The technology group Wärtsilä has launched grid balancing technology – capable of ramping up to 10+ MW in two minutes – to bridge utilities to a 100% renewable energy future at the lowest cost. The launch comes as the company has highlighted a striking need to scale up flexibility worldwide, with G20 countries requiring 3,526 GW of flexible assets, in the form of energy storage and flexible gas technology, to enable their energy systems to run on 100% renewable electricity.
The capacity needed to balance the G20’s switch to grids powered by intermittent renewables must come from two key technologies: 2,594 GW of energy storage and 933 GW of flexible gas power capacity, capable of running on future fuels. Future fuels can be produced during periods when renewables produce more electricity than is needed.
Sushil Purohit, President, Wärtsilä Energy, says, “Last month’s UN climate report gives a clear message for G20 leaders: to decarbonise at the lowest cost, high levels of renewable energy must be scaled up by 2030. What we have learned from modelling over 145 countries and regions in our Atlas of 100% Renewable Energy is that power systems with high levels of renewables need a significant amount of flexibility, through energy storage and gas balancing technology, to achieve the transition to 100% renewable energy future.”
To meet the clear global need for grid flexibility, Wärtsilä’s grid balancing technology is part of a portfolio of products designed to cost effectively accelerate the energy transition. The portfolio consists of power plants, energy storage and energy management systems. The first power plant solution in the portfolio is powered by the upgraded Wärtsilä 34SG Balancer engine, optimised for renewable baseload markets; an agile, fast-starting gas engine capable of ramping up to 10.8 MW in two minutes to seamlessly integrate with renewables. The power plant solution is based on lean design, and it can be equipped with features such as unmanned standby, remote control capabilities, 24/7 data streaming and dynamic power management. Optimised performance and reliability is supported by Wärtsilä Lifecycle solutions.
Wärtsilä’s power plant gas engines can currently run on natural gas, biogas, synthetic methane or hydrogen blends. The company is actively developing the combustion process to allow the burning of 100% hydrogen and other future fuels.

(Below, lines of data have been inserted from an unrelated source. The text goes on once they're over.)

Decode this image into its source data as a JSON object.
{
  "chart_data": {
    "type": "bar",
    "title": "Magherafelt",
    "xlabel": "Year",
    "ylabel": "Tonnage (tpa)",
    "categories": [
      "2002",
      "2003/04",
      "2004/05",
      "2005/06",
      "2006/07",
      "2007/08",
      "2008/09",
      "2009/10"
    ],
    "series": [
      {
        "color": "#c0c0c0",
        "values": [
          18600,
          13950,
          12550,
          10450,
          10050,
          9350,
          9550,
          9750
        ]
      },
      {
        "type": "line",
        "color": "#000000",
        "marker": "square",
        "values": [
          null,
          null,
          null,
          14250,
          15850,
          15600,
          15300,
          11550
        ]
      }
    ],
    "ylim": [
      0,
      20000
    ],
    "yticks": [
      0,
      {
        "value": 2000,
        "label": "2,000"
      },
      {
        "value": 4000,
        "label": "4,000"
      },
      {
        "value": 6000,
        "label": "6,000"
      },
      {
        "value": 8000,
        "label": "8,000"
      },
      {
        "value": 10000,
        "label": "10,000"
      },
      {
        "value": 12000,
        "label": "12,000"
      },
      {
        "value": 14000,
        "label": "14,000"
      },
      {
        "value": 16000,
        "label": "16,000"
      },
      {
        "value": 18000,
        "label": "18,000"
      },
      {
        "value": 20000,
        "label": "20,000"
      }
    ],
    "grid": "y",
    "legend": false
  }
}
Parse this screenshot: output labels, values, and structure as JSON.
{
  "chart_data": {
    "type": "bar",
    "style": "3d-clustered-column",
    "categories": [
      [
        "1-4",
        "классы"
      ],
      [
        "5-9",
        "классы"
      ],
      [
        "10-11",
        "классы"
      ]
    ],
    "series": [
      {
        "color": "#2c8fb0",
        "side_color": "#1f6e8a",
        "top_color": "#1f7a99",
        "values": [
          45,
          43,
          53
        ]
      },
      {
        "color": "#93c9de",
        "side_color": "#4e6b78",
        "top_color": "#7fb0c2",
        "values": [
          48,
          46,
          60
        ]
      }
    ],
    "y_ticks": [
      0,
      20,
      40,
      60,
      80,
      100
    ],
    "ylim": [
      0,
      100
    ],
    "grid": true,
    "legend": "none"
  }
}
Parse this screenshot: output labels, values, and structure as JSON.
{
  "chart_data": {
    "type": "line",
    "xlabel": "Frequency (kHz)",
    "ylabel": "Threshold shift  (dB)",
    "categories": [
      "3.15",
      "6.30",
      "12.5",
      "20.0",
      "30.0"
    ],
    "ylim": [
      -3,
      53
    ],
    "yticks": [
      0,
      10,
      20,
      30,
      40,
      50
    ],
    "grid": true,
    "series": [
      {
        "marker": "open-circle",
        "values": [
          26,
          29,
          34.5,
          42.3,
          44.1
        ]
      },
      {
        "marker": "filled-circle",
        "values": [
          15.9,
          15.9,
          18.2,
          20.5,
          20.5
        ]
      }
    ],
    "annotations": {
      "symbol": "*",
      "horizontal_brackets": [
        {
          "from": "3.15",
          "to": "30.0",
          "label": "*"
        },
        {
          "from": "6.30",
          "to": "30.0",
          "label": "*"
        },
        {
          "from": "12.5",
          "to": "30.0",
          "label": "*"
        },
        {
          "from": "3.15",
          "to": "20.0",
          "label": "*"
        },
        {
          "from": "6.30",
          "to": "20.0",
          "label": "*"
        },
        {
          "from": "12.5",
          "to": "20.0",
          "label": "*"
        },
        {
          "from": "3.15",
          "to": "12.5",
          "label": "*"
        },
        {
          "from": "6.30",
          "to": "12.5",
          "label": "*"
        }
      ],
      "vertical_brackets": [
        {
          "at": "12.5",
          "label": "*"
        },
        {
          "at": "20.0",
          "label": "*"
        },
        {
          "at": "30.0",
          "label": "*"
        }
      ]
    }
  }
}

Wärtsilä has a long track record of successful fuel conversions for the global installed engine base.
Alongside the power plant solution, Wärtsilä offers its fully integrated GridSolv energy storage technology, designed for ease of deployment and sustainable energy optimisation, and its GEMS Digital Energy Platform. GEMS dynamically optimises energy systems through a broad range of applications, like frequency regulation, to create revenue streams and enhance grid/system resilience.
Jukka Lehtonen, Vice President for Technology & Product Management at Wärtsilä Energy, says, “Currently, the industry is in a challenging situation. Investments need to be made today even if visibility of the future is not fully clear. We have developed, in an agile manner, a solution based on existing, proven technology which is future-proof and flexible. The solution can be adapted to different operational profiles and running hours, along with evolving needs of the system. Using our solution, renewables can be integrated seamlessly into different energy mixes as they become available.”
According to Wärtsilä’s Atlas of 100% Renewable Energy modelling, the lowest-cost 100% renewable system would require 12,900 GW of electricity production capacity across the G20 by 2030, dominated by wind and solar. A significant degree of overcapacity is needed to account for the variability of wind and solar generation. Excess electricity can then be utilised to produce future fuels with Power-to-X technology. The modelling finds that balancing the intermittency of the renewable production with a combination of flexible gas and energy storage would be 38% cheaper for the G20, in comparison to relying on energy storage alone.